Your veterinarian may palpate a mass in the pet’s caudal abdomen or urethra during a physical examination. A urine sample can be evaluated for a specific glycoprotein complex with the V-BTA test. But it is important to note that this is a screening test and there are sometimes false positive results, especially if the dog has a urinary tract infection. Contrast radiography and abdominal ultrasonography usually identify a mass in the bladder or urethra. To definitively diagnose transitional cell carcinoma, an evaluation of a biopsy or cytologic sample by a pathologist is required.
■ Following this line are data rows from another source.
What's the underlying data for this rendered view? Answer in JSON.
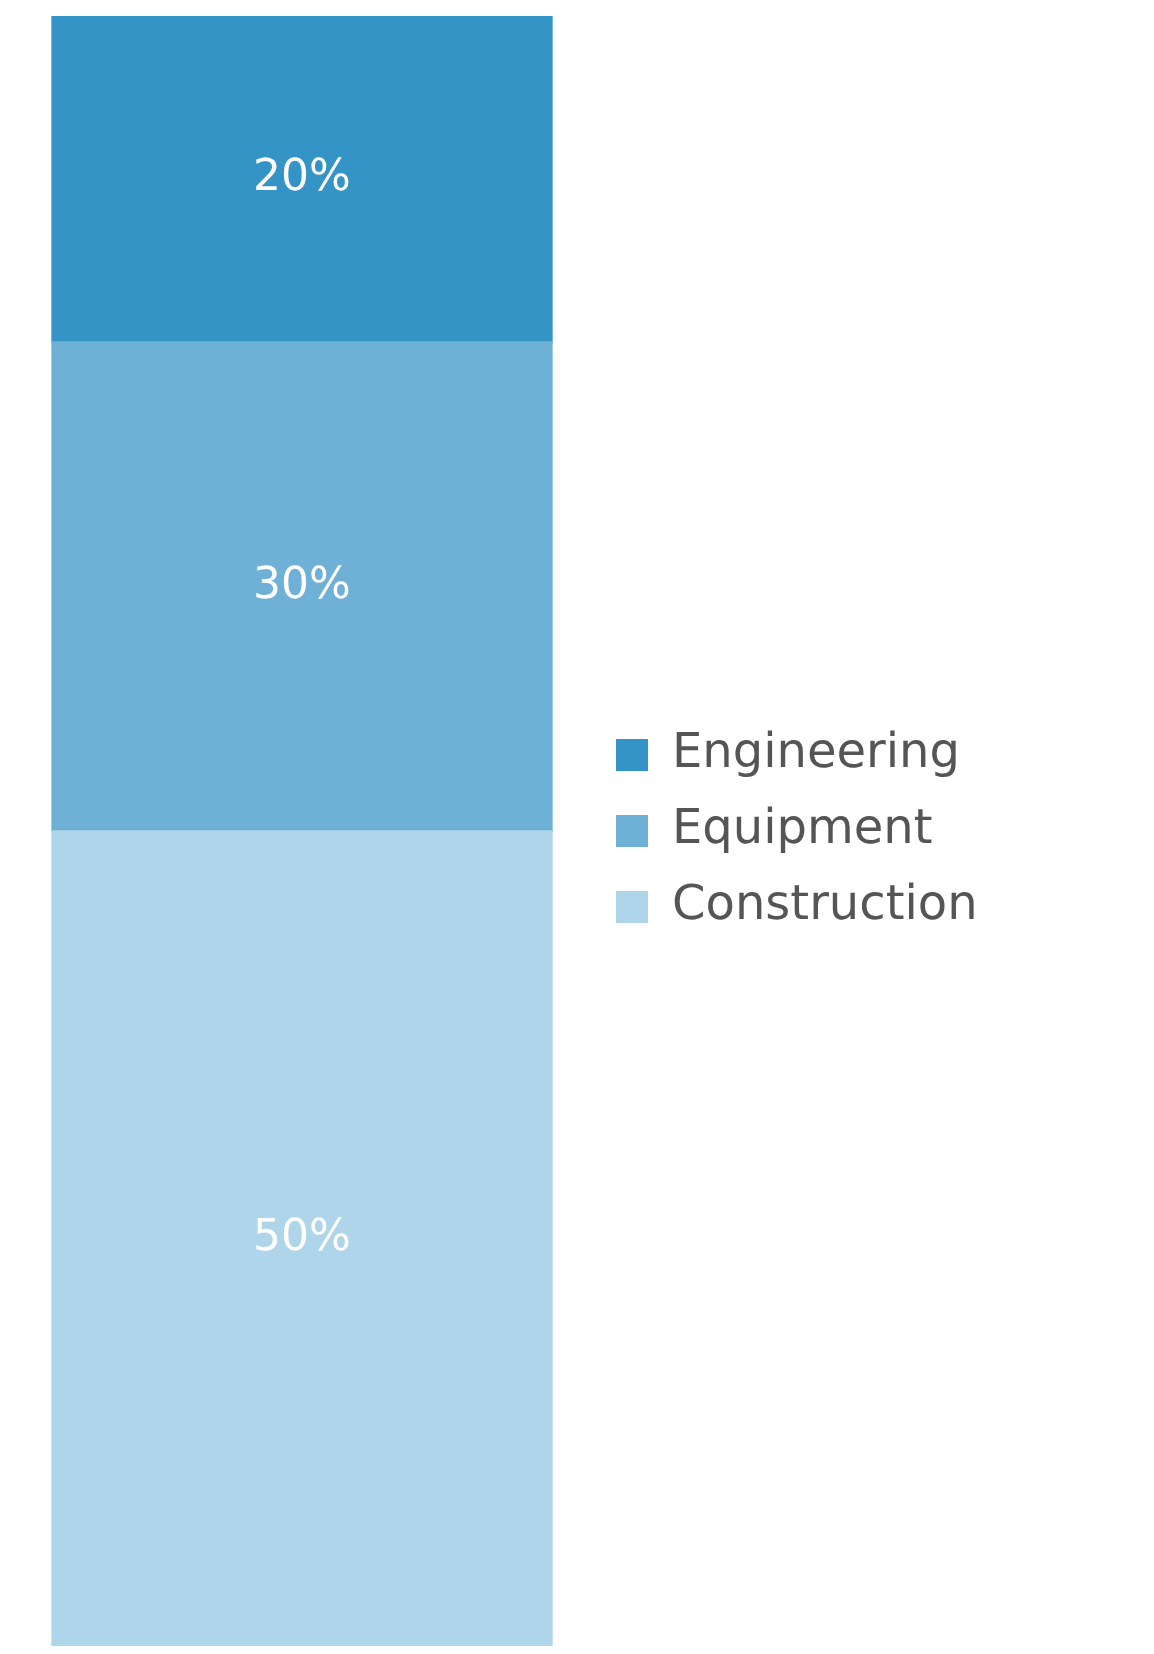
{
  "chart_data": {
    "type": "bar",
    "stacked": true,
    "categories": [
      null
    ],
    "ylim": [
      0,
      100
    ],
    "tick_labels": false,
    "legend": "right",
    "series": [
      {
        "name": "Construction",
        "color": "#afd5ea",
        "values": [
          50
        ],
        "value_labels": [
          "50%"
        ]
      },
      {
        "name": "Equipment",
        "color": "#6fb1d6",
        "values": [
          30
        ],
        "value_labels": [
          "30%"
        ]
      },
      {
        "name": "Engineering",
        "color": "#3594c6",
        "values": [
          20
        ],
        "value_labels": [
          "20%"
        ]
      }
    ]
  }
}
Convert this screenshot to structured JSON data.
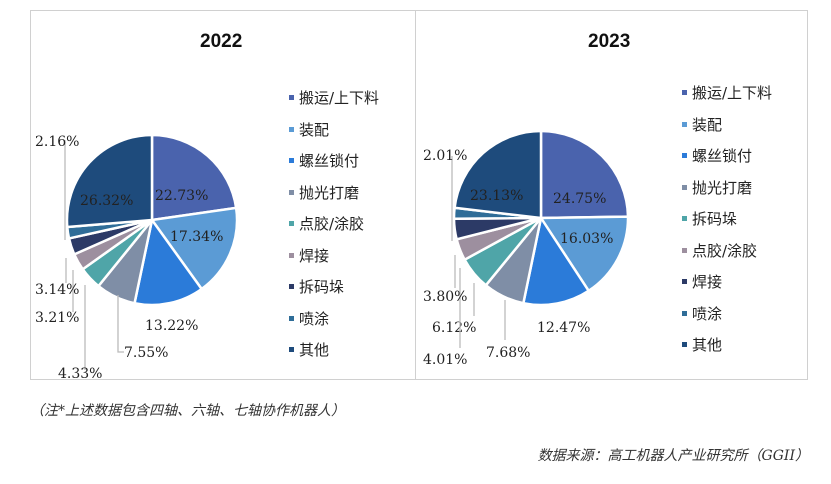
{
  "chart_data": [
    {
      "type": "pie",
      "title": "2022",
      "categories": [
        "搬运/上下料",
        "装配",
        "螺丝锁付",
        "抛光打磨",
        "点胶/涂胶",
        "焊接",
        "拆码垛",
        "喷涂",
        "其他"
      ],
      "values": [
        22.73,
        17.34,
        13.22,
        7.55,
        4.33,
        3.21,
        3.14,
        2.16,
        26.32
      ],
      "labels": [
        "22.73%",
        "17.34%",
        "13.22%",
        "7.55%",
        "4.33%",
        "3.21%",
        "3.14%",
        "2.16%",
        "26.32%"
      ],
      "legend": "right"
    },
    {
      "type": "pie",
      "title": "2023",
      "categories": [
        "搬运/上下料",
        "装配",
        "螺丝锁付",
        "抛光打磨",
        "拆码垛",
        "点胶/涂胶",
        "焊接",
        "喷涂",
        "其他"
      ],
      "values": [
        24.75,
        16.03,
        12.47,
        7.68,
        6.12,
        4.01,
        3.8,
        2.01,
        23.13
      ],
      "labels": [
        "24.75%",
        "16.03%",
        "12.47%",
        "7.68%",
        "6.12%",
        "4.01%",
        "3.80%",
        "2.01%",
        "23.13%"
      ],
      "legend": "right"
    }
  ],
  "colors": [
    "#4a63ad",
    "#5b9bd5",
    "#2b7bd9",
    "#7f8ea6",
    "#4fa5a8",
    "#9d8f9f",
    "#2c3a66",
    "#2f6d98",
    "#1e4b7c"
  ],
  "notes": {
    "footnote": "（注*上述数据包含四轴、六轴、七轴协作机器人）",
    "source": "数据来源：高工机器人产业研究所（GGII）"
  }
}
As with most tumors, the initial treatment for transitional cell carcinoma in dogs is wide surgical removal. However, the tumor is frequently found in an area that is difficult to excise or is more extensive than can be assessed clinically. Therefore, surgery rarely will cure dogs with TCC. A surgical “debulking” procedure may improve the survival time of dogs with TCC. This procedure will be explained with you if it is believed to be an option for your pet.
When wide surgical removal is not a viable option, radiation therapy can be used for local tumor control since we can often irradiate a larger area than a surgeon can remove. Radiation therapy has been used in humans for decades to control urinary tract tumors. At MedVet, we have frequently treated bladder and urethral tumors with radiation therapy when surgical removal is not possible. Both improvement in clinical symptoms and a decrease in tumor size are often observed in dogs treated with radiation therapy.
Chemotherapy has also been used to treat the disease in the pet’s lower urinary tract and to slow the progression of metastatic cancer. The reported median survival times with chemotherapy treatment range from 130-320 days. Transitional cell carcinomas are relatively resistant to chemotherapy; therefore, it is best used as an adjunctive treatment. Some of the chemotherapy agents used to control TCC can also act as radiation sensitizers; therefore, if given in conjunction with radiation, we can increase the cancer killing effects of the radiation. The dose of chemotherapy needed to achieve the radiosensitizing effect is much lower than the standard chemotherapy dose.
Nonsteroidal anti-inflammatory drugs (NSAIDS) have potential anti-cancer effects and have been shown to be beneficial for dogs with TCC. At this time, a combination of aggressive local control (surgery or radiation therapy), chemotherapy, and NSAIDs is the recommended treatment for dogs with lower urinary tract tumors.